Louis Jacob 1 2 , Agathe CLOUZEAU 3 , Agnès OSTERTAG 4 , David PETROVER 3 , Jean-François VERGNOL 3 , Odile MORCHOISNE 1 , Léa PAVAN 1 , Marion LANDAIS 1 , Thomas DAVERGNE 1 , Augustin LATOURTE 3 4 , Pascal RICHETTE 3 4 , Johann BEAUDREUIL 1 3 4
  1. Université Paris Cité, Assistance Publique - Hôpitaux de Paris, Hôpital Lariboisière - Fernand Widal, Paris, ÎLE-DE-FRANCE, France
  2. UMR U1153, Équipe EpiAgeing, Université Paris Cité - INSERM, Paris, Île-de-France, France
  3. Department of rhumatology, Université Paris Cité, Assistance Publique - Hôpitaux de Paris, Hôpital Lariboisière, Paris, Île-de-France, France
  4. UMR-S 1132 BIOSCAR, Université Paris Cité - INSERM, Paris, Île-de-France, France

Introduction: Functional restoration is a multidisciplinary treatment for non-specific chronic low back pain (NSCLBP). There is little data on the effects of Modic type 1 changes, which are more frequent in people with NSCLBP than the general population, on the response to functional restoration. Therefore, this study of a case-control nature aimed to investigate the response profile of patients diagnosed with NSCLBP with and without Modic type 1 changes who underwent functional restoration.

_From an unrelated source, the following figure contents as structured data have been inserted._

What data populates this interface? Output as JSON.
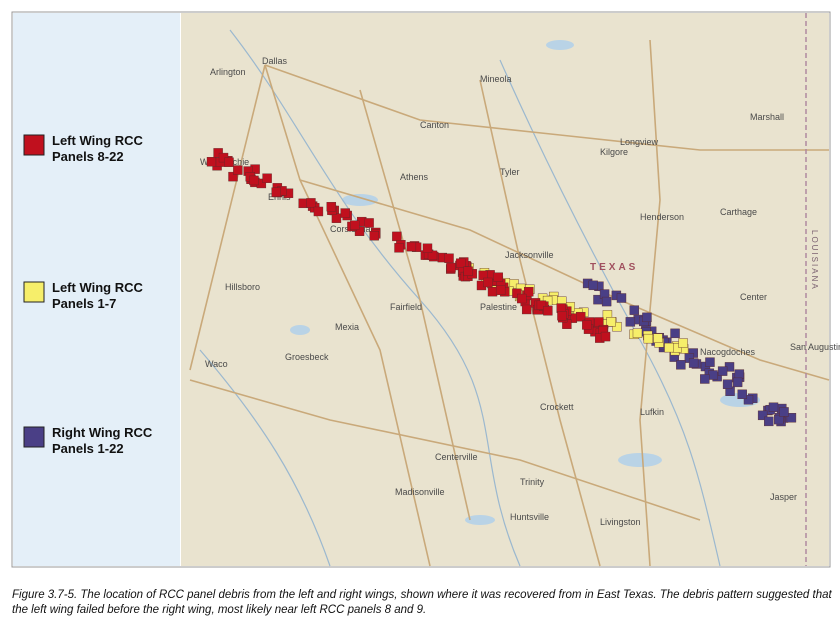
{
  "legend": {
    "items": [
      {
        "line1": "Left Wing RCC",
        "line2": "Panels 8-22",
        "color": "#c0101e"
      },
      {
        "line1": "Left Wing RCC",
        "line2": "Panels 1-7",
        "color": "#f6ee6a"
      },
      {
        "line1": "Right Wing RCC",
        "line2": "Panels 1-22",
        "color": "#4a3f86"
      }
    ]
  },
  "map_labels": [
    "Dallas",
    "Arlington",
    "Waxahachie",
    "Ennis",
    "Corsicana",
    "Athens",
    "Canton",
    "Mineola",
    "Tyler",
    "Longview",
    "Marshall",
    "Kilgore",
    "Henderson",
    "Carthage",
    "Jacksonville",
    "Palestine",
    "TEXAS",
    "Nacogdoches",
    "San Augustine",
    "Center",
    "Lufkin",
    "Crockett",
    "Waco",
    "Hillsboro",
    "Mexia",
    "Groesbeck",
    "Fairfield",
    "Centerville",
    "Madisonville",
    "Huntsville",
    "Trinity",
    "Livingston",
    "Jasper",
    "LOUISIANA"
  ],
  "caption": "Figure 3.7-5. The location of RCC panel debris from the left and right wings, shown where it was recovered from in East Texas. The debris pattern suggested that the left wing failed before the right wing, most likely near left RCC panels 8 and 9."
}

Methods: This study included NSCLBP individuals who participated in a functional restoration program for five weeks at a tertiary care hospital in France between 2009 and 2019. Patients had low back pain for at least three months. Modic type 1 changes were assessed by two spine specialists on a lumbar spine magnetic resonance imaging performed prior to the inclusion into the program. NSCLBP patients with Modic type 1 changes (cases) were matched (1:1 or 1:2) to NSCLBP patients without Modic type 1 changes (controls) by sex, working incapacity, and lumbar spine surgery history. Patients were evaluated before the functional restoration program, at the end of the program, and three months after the program. The Quebec Back Pain Disability Scale (QBPDS) score was the primary effectiveness outcome, with scores ranging from 0 (no disability) to 100 (maximal disability). The study also included several secondary outcomes (e.g., subjective improvement, return to work, and consumption of analgesics).

Results: There were 83 participants included in the study. In cases, the median (interquartile range) age was 47.8 (11.6) years, and there were 77.4% of women. In controls, the median (interquartile range) age was 46.0 (16.2) years, while the proportion of women was 75.0%. At the end of the functional restoration program, the median (interquartile range) QBPDS score was 29.0 (25.5) in cases and 28.0 (22.5) (p-value=0.799), while the prevalence of subjective improvement was 96.8% and 82.4% (p-value=0.082). Three months after the program, the median (interquartile range) QBPDS score was 34.0 (24.5) in cases and 31.5 (22.0) in controls (p-value=0.366). The proportion of people reporting subjective improvement was 67.7% and 69.2% in the two groups (p-value=0.865). Among patients who were on sick or work-related injury leave at the inclusion, 72.7% of cases and 52.6% of controls returned to work at three months. Finally, there were no statistically significant differences for most analgesics between the two groups.

Conclusion: This study showed that Modic type 1 changes had no significant effects on the response to functional restoration in people with NSCLBP. Provided these findings are corroborated by further studies, they indicate that NSCLBP patients may benefit from functional restoration programs irrespective of the presence of Modic type 1 changes.

 

Note: A related manuscript has been submitted for publication to the European Spine Journal and is currently under review.